Ces têtes “antiques”, ces bustes vénérables, ces drapés somptueux et ces colonnes doriques ou corinthiennes sont des “effets d’artiste” : elles ne sont pas en marbre. Elles ne datent pas non plus de deux mille ans. Elles sont récentes, légères, souples, fragiles, en tissu, et sont l’œuvre de l’artiste Sergio Roger.

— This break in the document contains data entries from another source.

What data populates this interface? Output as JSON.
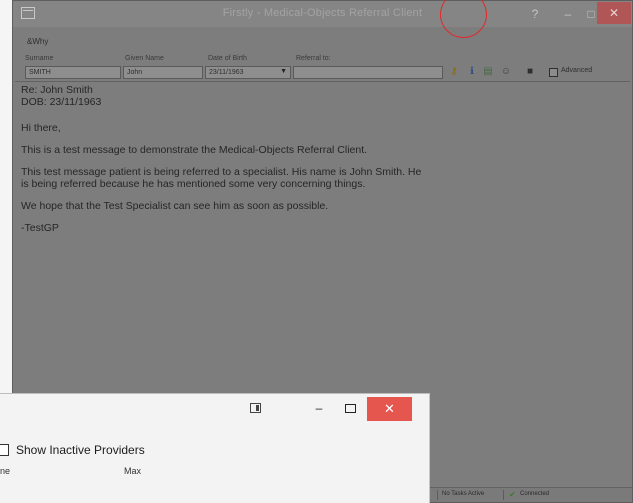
{
  "main_window": {
    "title": "Firstly - Medical-Objects Referral Client",
    "help_glyph": "?",
    "min_glyph": "–",
    "max_glyph": "□",
    "close_glyph": "✕",
    "menu_label": "&Why",
    "fields": {
      "surname_label": "Surname",
      "given_name_label": "Given Name",
      "dob_label": "Date of Birth",
      "referral_label": "Referral to:",
      "surname_value": "SMITH",
      "given_name_value": "John",
      "dob_value": "23/11/1963",
      "referral_value": ""
    },
    "advanced_label": "Advanced",
    "message_lines": [
      "Re: John Smith",
      "DOB: 23/11/1963",
      "Hi there,",
      "This is a test message to demonstrate the Medical-Objects Referral Client.",
      "This test message patient is being referred to a specialist. His name is John Smith. He",
      "is being referred because he has mentioned some very concerning things.",
      "We hope that the Test Specialist can see him as soon as possible.",
      "-TestGP"
    ],
    "status": {
      "tasks": "No Tasks Active",
      "connection": "Connected"
    },
    "colors": {
      "close_accent": "#b15656",
      "annotation_circle": "#e02a2a"
    }
  },
  "dialog": {
    "min_glyph": "–",
    "close_glyph": "✕",
    "show_inactive_label": "Show Inactive Providers",
    "col_left": "ne",
    "col_max": "Max",
    "colors": {
      "close_bg": "#e4564e"
    }
  }
}
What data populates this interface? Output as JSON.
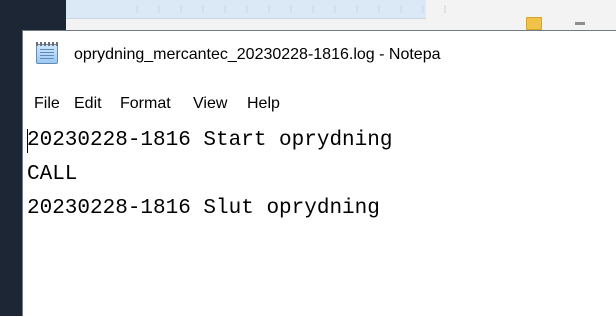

C’est de ce trouble, de cette évidence démentie, que viennent la poésie et la beauté du travail de Sergio Roger. L’homme parle de «sculptures molles». Il vit à Barcelone et rêve de la Grèce antique, de la Rome ancienne et d’une archéologie différente, «moins basée sur des idées fausses ou une vision trop occidentale». Pour reproduire à sa manière le blanc pur du marbre des sculptures antiques (mais nous savons aujourd’hui que parfois les sculptures étaient peintes de multiples couleurs), l’artiste utilise des fibres naturelles, principalement du lin ancien, vieux de 100 ou 150 ans, ou de la soie brute. Les tissus sont le plus souvent chinés dans des boutiques spécialisées ou des marchés en Espagne et dans le sud de la France. Le tissage rugueux du lin aide à créer l’apparence de la pierre. «Je veux déconstruire notre conception de la sculpture traditionnelle, dit-il. J’essaie de réaliser chaque sculpture à partir d’un seul morceau de tissu. J’ai essayé d’autres matériaux, mais ce tissu a une histoire, il a une âme.»
L’artiste a intitulé ses sculptures Ruines textiles. Après avoir assemblé des motifs plats, il finalise le lin avec des points de couture ou des broderies. Pour figurer les cheveux et les barbes de ses bustes, il dessine d’abord les boucles, puis les travaille au fil. L’artiste s’en remet ensuite à un tapissier pour assembler la sculpture et la remplir. Lorsqu’une sculpture, comme Cyrène (2021), porte un costume, l’artiste amidonne des morceaux de lin, puis les drape en plis complexes. «Nous allons reproduire le monde en utilisant du tissu, a-t-il déclaré. Nous allons le rendre mou, et ensuite il sera drôle. Mon travail a de l’humour, mais je veux marcher sur cette ligne très étroite entre la beauté classique et l’ironie. Je ne veux pas que ce soit trop drôle ou trop doux.»
Une sélection de ses sculptures a été exposée à la Galerie Rossana Orlandi à Milan pendant la Semaine du design, en septembre 2022.